3. Dataset A: 3,5,7,9,11. Dataset B: 1,4,7,10,13. Both have median=7. Which has larger range? Enter 1=A, 2=B, 3=same.

4. Dataset: 10,12,14,16,100. Which is more representative, mean (enter 1) or median (enter 2)?

5. Group A: mean=70, sd=5. Group B: mean=70, sd=15. Group B is more spread (enter 1) or less spread (enter 2)?

6. Data: 4,6,8,10,12. Mean = ? Enter the mean.

7. Data: 4,6,8,10,12. IQR = Q3−Q1 = ? Enter IQR.

8. Removing outlier 100 from dataset {10,12,14,16,100}: does the mean increase (1) or decrease (2)?

Exercise 5 — Outliers & PMCC Interpretation

Use understanding of outlier effects and PMCC.

1. r = 0.94 with an outlier. Removing the outlier away from the trend makes r increase (1) or decrease (2)?

2. After removing outlier from Q1, r = 0.98. The correlation became stronger (1) or weaker (2)?

3. Data range x: 5 to 25. Predicting at x=30 is interpolation (1) or extrapolation (2)?

4. Data range x: 5 to 25. Predicting at x=15 is interpolation (1) or extrapolation (2)?

5. r = 0.75 describes strong (1), moderate (2), or weak (3) correlation?

6. r = −0.92 — direction is positive (1) or negative (2)?

7. Outlier above the mean is removed. The mean decreases (1) or increases (2)?

8. Removing an outlier from a dataset generally: decreases the range (1) or increases the range (2)?

Practice — 25 Questions

Mixed data analysis questions. Enter numerical answers where asked; for codes use the key given in Exercise 1.

1. r = 0.88. Correlation code (1–7)?

2. r = −0.45. Correlation code?

3. Points: (1,4),(2,6),(3,8),(4,10). Find x̄.

4. Same points. Find ȳ.

5. Line through (3,9) and (9,21). Gradient m = ?

6. y = 2x + 3. Predict y at x=8.

7. y = 2x + 3. Predict y at x=20. Data range is x=2 to x=10. Interpolation (1) or extrapolation (2)?

8. Group A mean=60, Group B mean=75. Difference (B−A)?

9. Group A IQR=8, Group B IQR=20. Which is more consistent (smaller spread)? Enter 1=A, 2=B.

10. Data: 2,4,6,8,10. Mean = ?

11. Same data. Median = ?

12. r = 0.12. Correlation code?

13. Line through (0,3) and (5,18). Gradient m = ?

14. y = 3x + 3. Predict y at x = 6.

15. Data: 5,7,9,11,13. x̄ = ?

16. Outlier above mean is removed.

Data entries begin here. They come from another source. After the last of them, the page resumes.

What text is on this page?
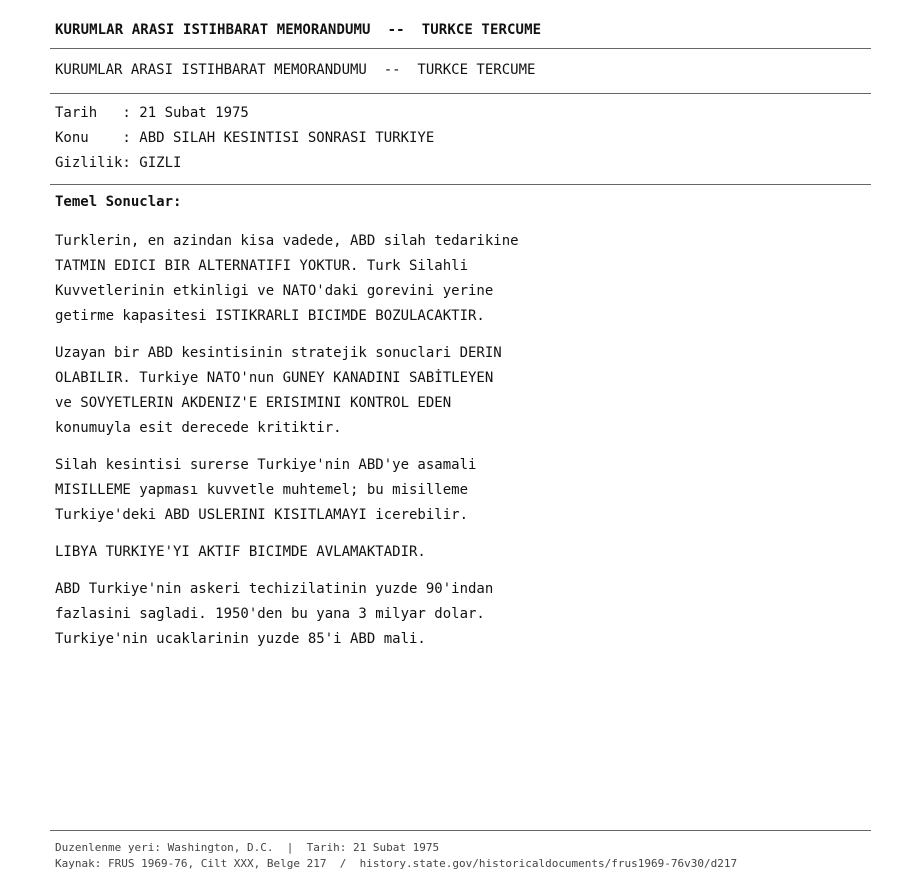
KURUMLAR ARASI ISTIHBARAT MEMORANDUMU  --  TURKCE TERCUME
KURUMLAR ARASI ISTIHBARAT MEMORANDUMU  --  TURKCE TERCUME
Tarih   : 21 Subat 1975
Konu    : ABD SILAH KESINTISI SONRASI TURKIYE
Gizlilik: GIZLI
Temel Sonuclar:
Turklerin, en azindan kisa vadede, ABD silah tedarikine
TATMIN EDICI BIR ALTERNATIFI YOKTUR. Turk Silahli
Kuvvetlerinin etkinligi ve NATO'daki gorevini yerine
getirme kapasitesi ISTIKRARLI BICIMDE BOZULACAKTIR.
Uzayan bir ABD kesintisinin stratejik sonuclari DERIN
OLABILIR. Turkiye NATO'nun GUNEY KANADINI SABİTLEYEN
ve SOVYETLERIN AKDENIZ'E ERISIMINI KONTROL EDEN
konumuyla esit derecede kritiktir.
Silah kesintisi surerse Turkiye'nin ABD'ye asamali
MISILLEME yapması kuvvetle muhtemel; bu misilleme
Turkiye'deki ABD USLERINI KISITLAMAYI icerebilir.
LIBYA TURKIYE'YI AKTIF BICIMDE AVLAMAKTADIR.
ABD Turkiye'nin askeri techizilatinin yuzde 90'indan
fazlasini sagladi. 1950'den bu yana 3 milyar dolar.
Turkiye'nin ucaklarinin yuzde 85'i ABD mali.
Duzenlenme yeri: Washington, D.C.  |  Tarih: 21 Subat 1975
Kaynak: FRUS 1969-76, Cilt XXX, Belge 217  /  history.state.gov/historicaldocuments/frus1969-76v30/d217
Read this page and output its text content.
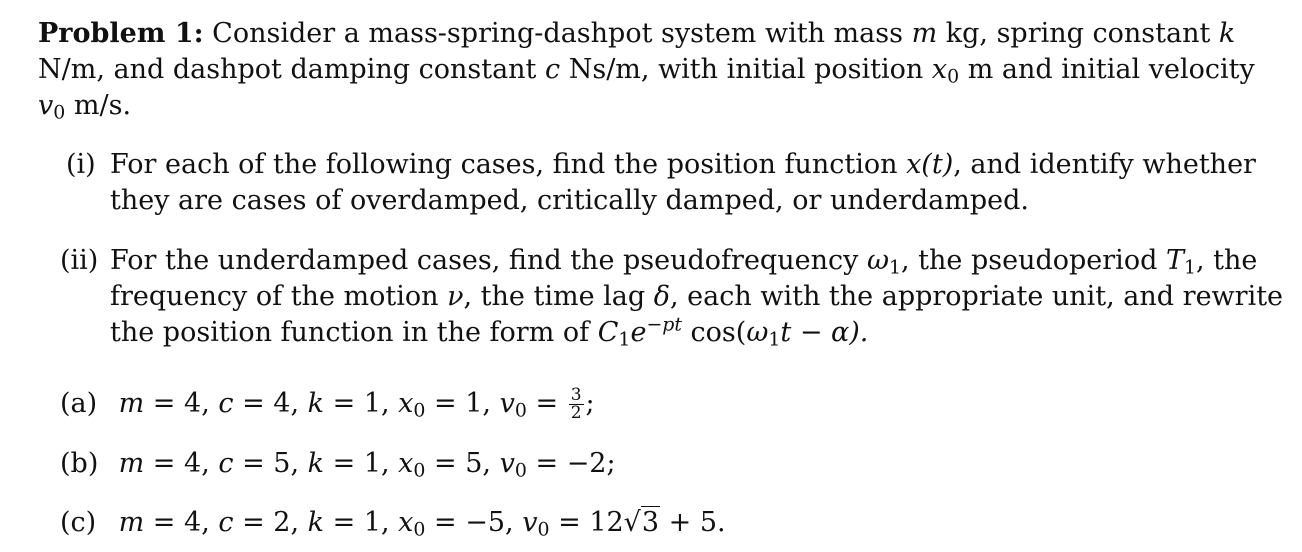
Problem 1: Consider a mass-spring-dashpot system with mass m kg, spring constant k
N/m, and dashpot damping constant c Ns/m, with initial position $x_0$ m and initial velocity
$v_0$ m/s.
(i) For each of the following cases, find the position function x(t), and identify whether
they are cases of overdamped, critically damped, or underdamped.
(ii) For the underdamped cases, find the pseudofrequency $\omega_1$, the pseudoperiod $T_1$, the
frequency of the motion ν, the time lag δ, each with the appropriate unit, and rewrite
the position function in the form of $C_1e^{-pt}$ $\cos(\omega_1t - \alpha)$.
(a) m = 4, c = 4, k = 1, $x_0 = 1$, $v_0 = \frac{3}{2}$ ;
(b) m = 4, c = 5, k = 1, $x_0 = 5$, $v_0 = -2$;
(c) m = 4, c = 2, k = 1, $x_0 = -5$, $v_0 = 12√3 + 5$.
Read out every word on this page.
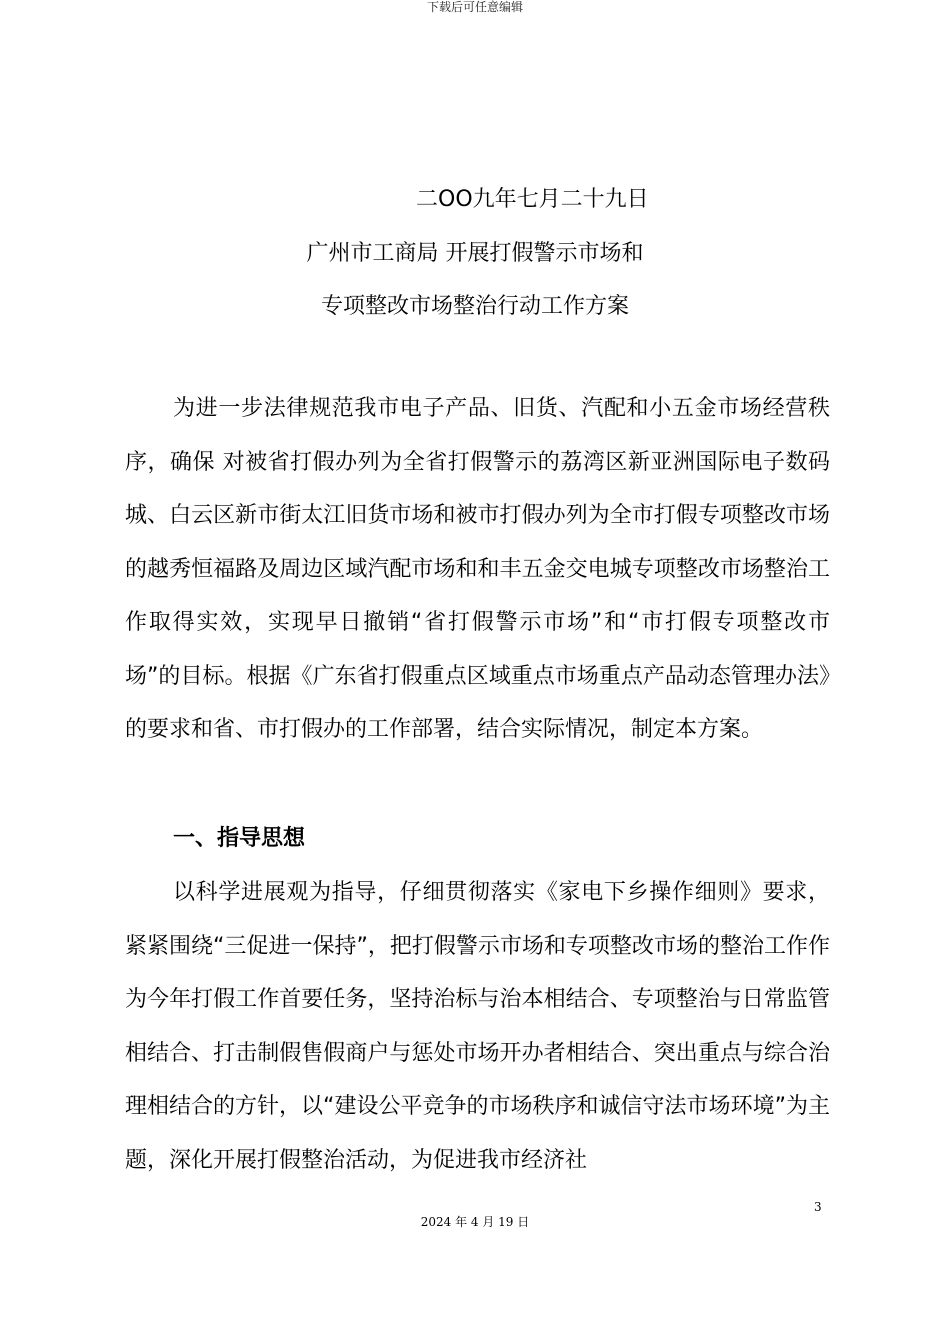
下载后可任意编辑
二OO九年七月二十九日
广州市工商局 开展打假警示市场和
专项整改市场整治行动工作方案

为进一步法律规范我市电子产品、旧货、汽配和小五金市场经营秩序，确保 对被省打假办列为全省打假警示的荔湾区新亚洲国际电子数码城、白云区新市街太江旧货市场和被市打假办列为全市打假专项整改市场的越秀恒福路及周边区域汽配市场和和丰五金交电城专项整改市场整治工作取得实效，实现早日撤销“省打假警示市场”和“市打假专项整改市场”的目标。根据《广东省打假重点区域重点市场重点产品动态管理办法》的要求和省、市打假办的工作部署，结合实际情况，制定本方案。

一、指导思想

以科学进展观为指导，仔细贯彻落实《家电下乡操作细则》要求，紧紧围绕“三促进一保持”，把打假警示市场和专项整改市场的整治工作作为今年打假工作首要任务，坚持治标与治本相结合、专项整治与日常监管相结合、打击制假售假商户与惩处市场开办者相结合、突出重点与综合治理相结合的方针，以“建设公平竞争的市场秩序和诚信守法市场环境”为主题，深化开展打假整治活动，为促进我市经济社

3
2024 年 4 月 19 日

Mean decreases (1) or increases (2)?

17. After removing outlier, r increases from 0.70 to 0.91. Correlation got stronger (1) or weaker (2)?

18. r = −0.78. Correlation code?

19. Points: (2,14),(6,18),(10,22),(14,26). ȳ = ?

20. y = 4x − 2. Predict y at x = 5.

21. Data range x: 10 to 50. Predicting at x=35 is interpolation (1) or extrapolation (2)?

22. For skewed data with outliers, which average is more appropriate? Mean=1, Median=2.

23. Line through (2,5) and (8,17). y-intercept c = ?

24. r = 0.55. Correlation code?

25. Dataset: 3,5,7,9,200. Is mean (1) or median (2) more resistant to the outlier?

Challenge — 12 Questions

Harder multi-step data analysis problems.

1. Points: (1,2),(2,4),(3,6),(4,8),(5,10). Line of best fit y=mx+c. Find m.

2. Same data. Find c (y-intercept). Line passes through mean point.

3. Adding outlier (5,30) to data in Q1. Does the gradient of the line increase (1) or decrease (2)?

4. Points: (0,20),(5,15),(10,10),(15,5),(20,0). Find gradient m of line through mean point.

5. Same data. Find mean x̄.

6. Same data. Using y = mx + c with m from Q4, find c.

7. y = −x + 20. Predict y at x=12. Enter value.

8. r = −0.95 describes what type? Enter correlation code.

9. Data: 10,20,30,40,50. Mean=30. If 50 is replaced by 100, new mean = ?

10. Data A: mean=50, sd=4. Data B: mean=50, sd=12. Which has values closer to the mean? Enter 1=A, 2=B.

11. 8 data points: mean=15, total sum Σx = ?

12. Line: y = 1.5x + 4. At what x does y = 25? Enter x value.

Exam Style Questions — 5 Questions

Cambridge IGCSE style. Show working on paper where needed. Enter final answers.

Q1. The table shows data for 6 students: hours studied (x) and test score (y).
x: 1, 2, 3, 4, 5, 6    y: 30, 40, 45, 55, 65, 75
(a) Calculate the mean point (x̄, ȳ).
Enter x̄:

Q2. Using the same data: enter ȳ.

Q3. The line of best fit for Q1 data passes through (1, 28) and (6, 78).
Find the gradient of the line of best fit.

Q4. Using the line equation from Q3 (y=10x+18), predict the score for a student who studied 4.5 hours. Is this interpolation or extrapolation? Enter predicted score.

Q5. Class A: mean = 62, IQR = 10. Class B: mean = 58, IQR = 22.
Which class has more consistent (less spread) results? Enter 1 for Class A, 2 for Class B.